The variables of interest here are mxtrent and rooms_to. Mxtrent stands for total monthly housing expenditure and rooms_to stands for the number of rooms a residence has, a decent measure of size. It is important to remember the issue with household variables, so you have to control for the number of observations per household id.
sort hhid
regress mxtrent rooms_to if hhid~=hhid[_n-1]
The results should be the following:
Source | SS df MS Number of obs = 1062 ---------+------------------------------ F( 1, 1060) = 265.38 Model | 47970249.7 1 47970249.7 Prob > F = 0.0000 Residual | 191608318 1060 180762.564 R-squared = 0.2002 ---------+------------------------------ Adj R-squared = 0.1995 Total | 239578567 1061 225804.493 Root MSE = 425.16 ------------------------------------------------------------------------------ mxtrent | Coef. Std. Err. t P>|t| [95% Conf. Interval] ---------+-------------------------------------------------------------------- rooms_to | 84.86547 5.209539 16.290 0.000 74.64329 95.08765 _cons | -88.00493 25.06526 -3.511 0.000 -137.1881 -38.82178 ------------------------------------------------------------------------------
Because the resulting t-stat of rooms_to (16.290) is greater than 1.96 (or 2), it is safe to say that the number of rooms in a residence does have a significant effect on its monthly cost.

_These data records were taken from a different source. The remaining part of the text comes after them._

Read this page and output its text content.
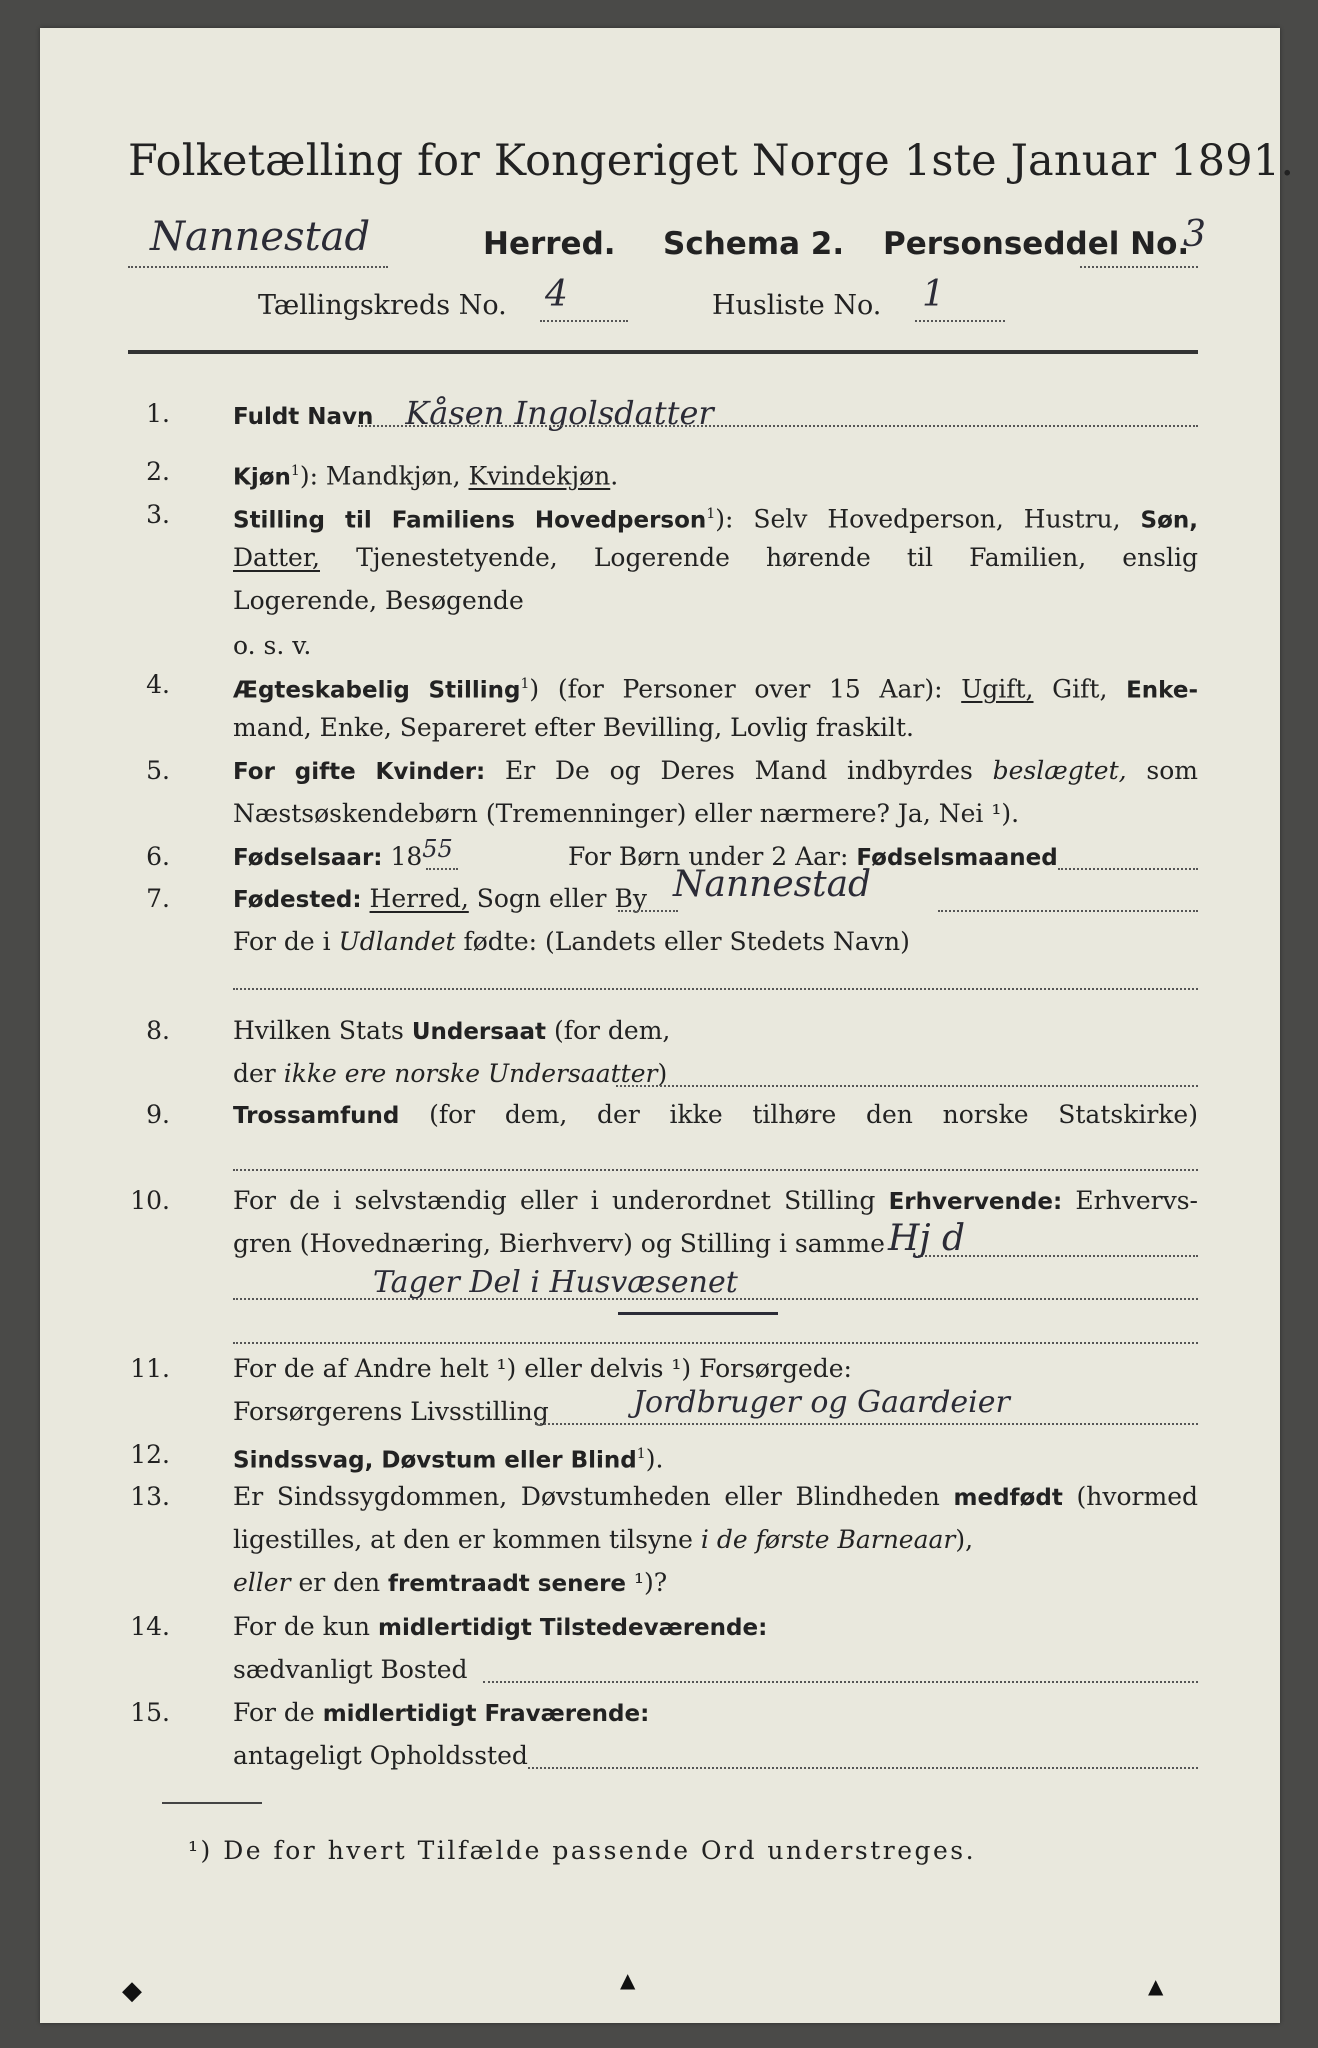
Folketælling for Kongeriget Norge 1ste Januar 1891.
Nannestad	Herred. Schema 2. Personseddel No.
3
Tællingskreds No. 4	Husliste No. 1
1.	Fuldt Navn Kåsen Ingolsdatter
2.	Kjøn$^1$): Mandkjøn, Kvindekjøn.
3.	Stilling til Familiens Hovedperson$^1$): Selv Hovedperson, Hustru, Søn,
Datter, Tjenestetyende, Logerende hørende til Familien, enslig
Logerende, Besøgende
o. s. v.
4.	Ægteskabelig Stilling$^1$) (for Personer over 15 Aar): Ugift, Gift, Enke-
mand, Enke, Separeret efter Bevilling, Lovlig fraskilt.
5.	For gifte Kvinder: Er De og Deres Mand indbyrdes beslægtet, som
Næstsøskendebørn (Tremenninger) eller nærmere? Ja, Nei ¹).
6.	Fødselsaar: 1855	For Børn under 2 Aar: Fødselsmaaned
7.	Fødested: Herred, Sogn eller By Nannestad
For de i Udlandet fødte: (Landets eller Stedets Navn)
8.	Hvilken Stats Undersaat (for dem,
der ikke ere norske Undersaatter)
9.	Trossamfund (for dem, der ikke tilhøre den norske Statskirke)
10.	For de i selvstændig eller i underordnet Stilling Erhvervende: Erhvervs-
gren (Hovednæring, Bierhverv) og Stilling i samme Hj d
Tager Del i Husvæsenet
11.	For de af Andre helt ¹) eller delvis ¹) Forsørgede:
Forsørgerens Livsstilling	Jordbruger og Gaardeier
12.	Sindssvag, Døvstum eller Blind$^1$).
13.	Er Sindssygdommen, Døvstumheden eller Blindheden medfødt (hvormed
ligestilles, at den er kommen tilsyne i de første Barneaar),
eller er den fremtraadt senere ¹)?
14.	For de kun midlertidigt Tilstedeværende:
sædvanligt Bosted
15.	For de midlertidigt Fraværende:
antageligt Opholdssted
¹) De for hvert Tilfælde passende Ord understreges.
◆	▲	▲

To find out how much more an additional room would cost, you have to look at the "coefficient" for rooms_to.
In this case, each additional room increases the monthly cost of living in a residence by 84.87 Rand.
In order to graph the relationship between mxtrent and rooms_to, you have to first "predict" the values of the regression.
You can call your predicted variable by any name, but we chose the name renthat.
predict renthat
With the following graph command you should produce this graph:
sort hhid
graph mxtrent renthat rooms_to if hhid~=hhid[_n-1], connect(.s) symbol (Oi) ylabel xlabel
The graph demonstrates a reasonably well fitting line, however, it is very likely that without the outliers the regression line would appear to fit better.